Затем было «пора спать».
За окном – если смотреть из кровати – чернел сразу-космос, без Земли.
Про утро (радио с гимном вместо будильника, опадающие чаинки, три покачивающиеся белые проекции растворившихся кусочков сахара, колючий шарф поверх воротника, санки, верёвка и скрип шагов впереди, детский сад с манной кашей) думать не хотелось.
Ещё было тепло от ключа на верёвочке на шее, металл нагревался, всегда был теплей ладони. И замочная скважина выше уровня глаз, вставать на цыпочки.
Отогревать заледеневшие шаровары с начёсом изнутри в катышках снаружи, прислонившись к батарее в подъезде после гулянки. Задубелые негнущиеся варежки за десять минут превращаются в горячие мокрые. И запах этой батареи, пыльный густой запах, а на подоконниках – черные пятна от жжёных спичек и вырезанные ножом имена.
Кроличья ушанка, старая чёрно-коричневая кроличья ушанка, в которой уже два дня живёт котёнок, задохлик полупрозрачный, принесённый с улицы – счастье. И блюдечко с молоком, и полиэтиленовая прозрачная крышка от полулитровой банки со сметаной рядом. С полизанной сметаной, – выживет и станет крутым дворовым бандюгой.
Италия – плохая, Испания – хорошая. Так понимали геополитику.

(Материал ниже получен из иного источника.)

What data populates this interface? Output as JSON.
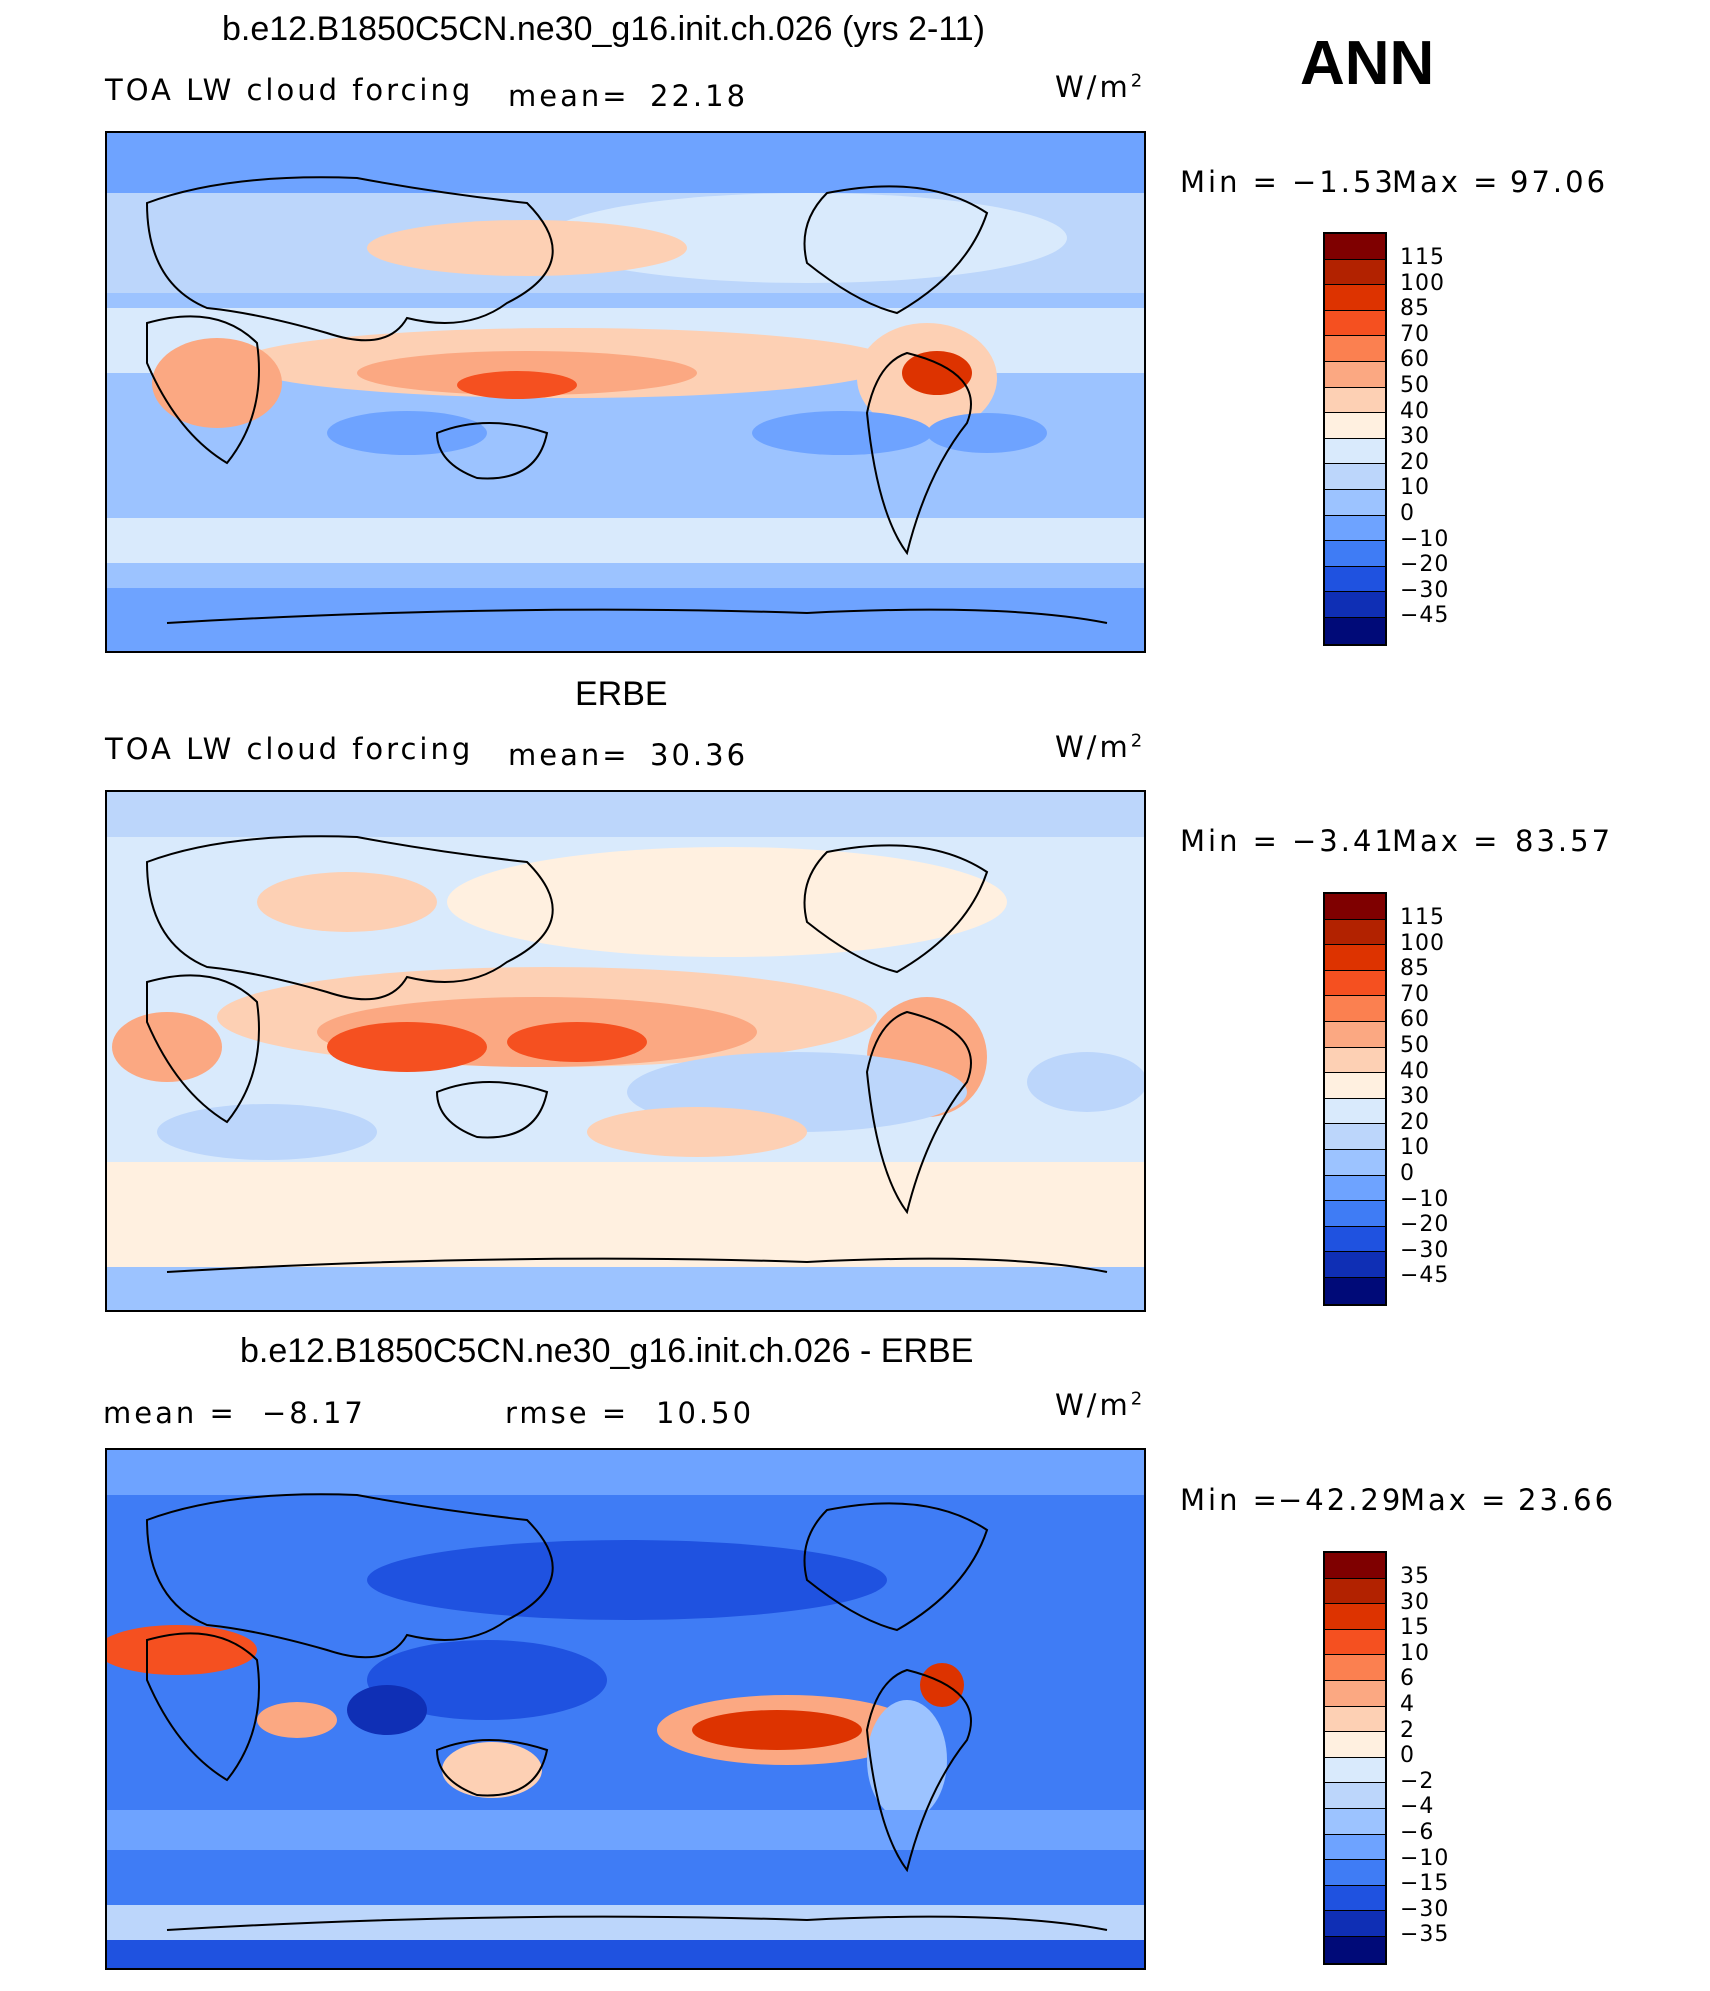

Томатный сок за десять копеек из таких конусных штуковин с краником, и на витрине – стакан с солью крупной, грязно-розоватой от сока, чайная ложка в стакане. Рядом – яблочный и берёзовый конусы.
Скатиться на ногах стоя с большой деревянной горки и на длинной дорожке не упасть – высший шик, почти как крутить солнышко на скрипучей качели летом.
Строить штаб на дереве.
Да.
Хомяковое баночное удушье, городская астма сознания.
Вот что значит утренняя истерика женская, плюс воспоминания о первой любви некстати, плюс неудачно подрочить, думая, кроме как о той малолетке в лифте, ещё и о том, что какой-то мудак уже не в первый раз отрывает туалетную бумагу не по дырочкам, руки бы вырвать гаду, раздражает. Может быть – босс.
Он завтракает пятью йогуртами, каждое утро – пять. Слизывая часть йогурта с крышечки-фольги: откроет, слижет, съест йогурт, берёт следующий. Баночки ставит одну в другую пустые.
Его зовут Серёга Санин, как в песне: «Серёге Санину легко под небесами, другого парня в пекло не пошлют». Этого я бы тоже не послал. Какой-то неправильный Серёга Санин. Мелковат для пекла.
Его жена Лида, высокая, худая, с непропорционально большими, мужскими кистями рук. Кожа у Лиды белая и куриная, мне не нравится на ощупь, мельчайшие пупырышки, слегка влажное, холодно-влажное, неприятное ощущение ладонью. Она ростом с меня, точно, 183 сантиметра.
Я снимал с неё очки, смотрел в зелёно-карие глаза, раздевал, не глядя на её тело.
Она говорит о сексе: «Я хочу получить секс сейчас, Вад».
В первый раз, когда я делал ей куннилингус, начал с него под вдохновение, она не издала ни звука, минут пятнадцать я старался и так и так, и по часовой стрелке, и посасывая клитор, и прикусывая его нежно – ноль реакции, лежит, не вздохнёт, не шелохнётся. Сильнее – ноль, едва касаясь – ноль. Я забеспокоился.